Elargir sa zone de confort plutôt que d’en sortir
- Olivier Roche

- 20 août 2020
- 2 min de lecture

Avez vous remarquer ces bonnes paroles » récurrentes qui circulent sur le net, et qui, force de répétitions, semblent devenir des vérités absolues, de nouveaux dogmes.
Il y en a une sur laquelle je tombe assez souvent : Sortez de votre zone de confort !
Je reste assez dubitatif quant au sens de cette formule.
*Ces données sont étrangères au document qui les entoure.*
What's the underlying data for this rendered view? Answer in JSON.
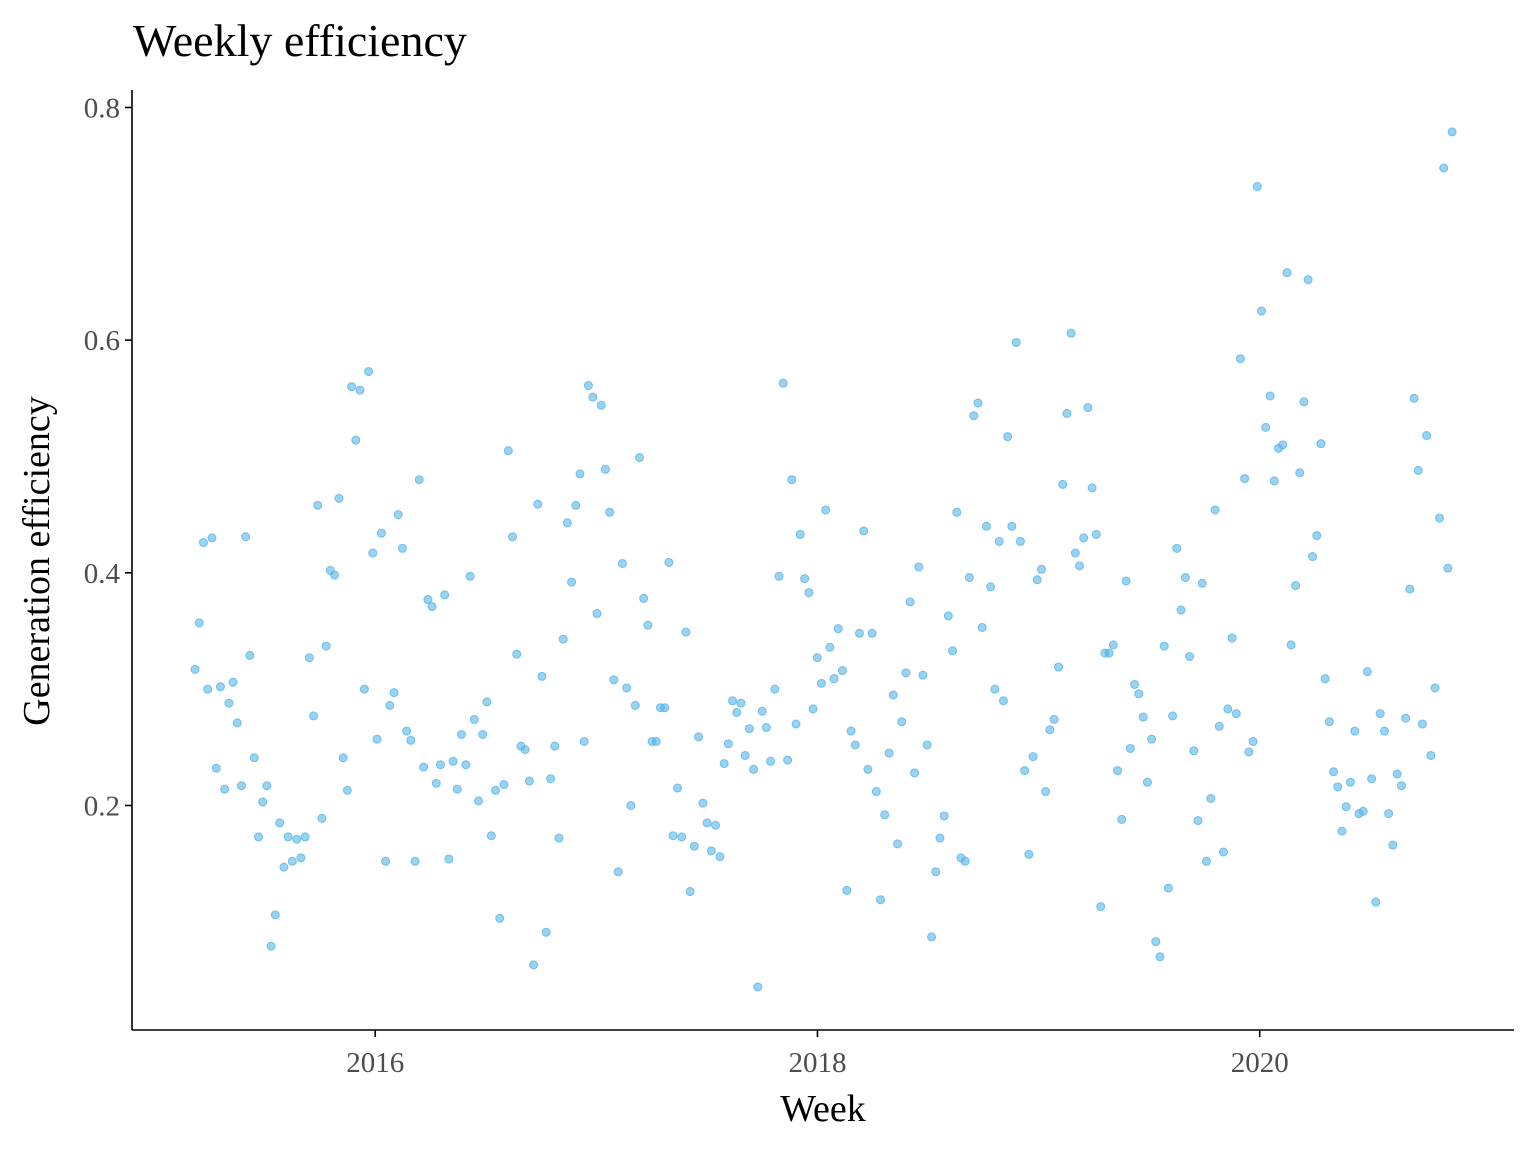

S’il y a bien une chose avec laquelle l’être humain est inconfortable, c’est le changement : Demandez à la personne qui partage votre vie de changer de place dans le lit et observez sa réaction…
Faudrait-il se faire du mal pour se faire du bien ? Il n’y aurait de changement véritable que s’il y a souffrance ? Entendez-vous, aussi, comme moi le murmure d’un message caché qui sonne comme une injonction : ne soyez pas faible, prouvez votre valeur en sortant de votre zone de confort… un sois fort qui se cache derrière une mise au défi.
Faudrait-il absolument se confronter à l’inconfort et à la difficulté ? quel est l’objectif ultime : tenter à tout prix de tout maîtriser, tout traverser, et prouver, ainsi, sa valeur, ou s’ouvrir à de nouvelles perspectives, atteindre le point qu’on s’est fixé, en vivant le mieux du monde ce changement ?
Lors de mes accompagnements, j’invite les personnes à se regarder avec bienveillance et respect : Si elles veulent changer, progresser, avancer, de quelle protection ont-elles besoin pour le faire ? Je les invite à élargir leur zone de confort pour aménager leur changement.
S’il y a envie et sens à changer, il est important de décider des étapes nécessaires à sa mise en action et peut-être pour un temps continuer à faire « un peu plus de la même chose ». Comme l’enfant qui apprend à explorer le monde, celui-ci le fera d’autant plus facilement en ayant intégré au préalable la présence protectrice et l’amour de ses parents en lui et, somme toute, une conscience claire de sa propre valeur. Notre regard bienveillant envers nous-mêmes est à l’origine de notre zone de confort interne.
Ce regard bienveillant, lors de mes accompagnements, passe, aussi parfois, par certains deuils, de renoncements nécessaires, d’acceptation de sa part de vulnérabilité, mais aussi, par une conscience claire de ses propres ressources et de ses talents.
La perspective d’une transformation associée au respect de sa propre personne est à l’origine des mises en action.
La valorisation du changement serait sans doute moins confrontante si elle passait par celle des protections décidées permettant le changement. Souligner le chemin, les autorisations, l’ingéniosité des moyens mis en œuvre pour se respecter, contribuant ainsi à l’élargissement de sa zone de confort.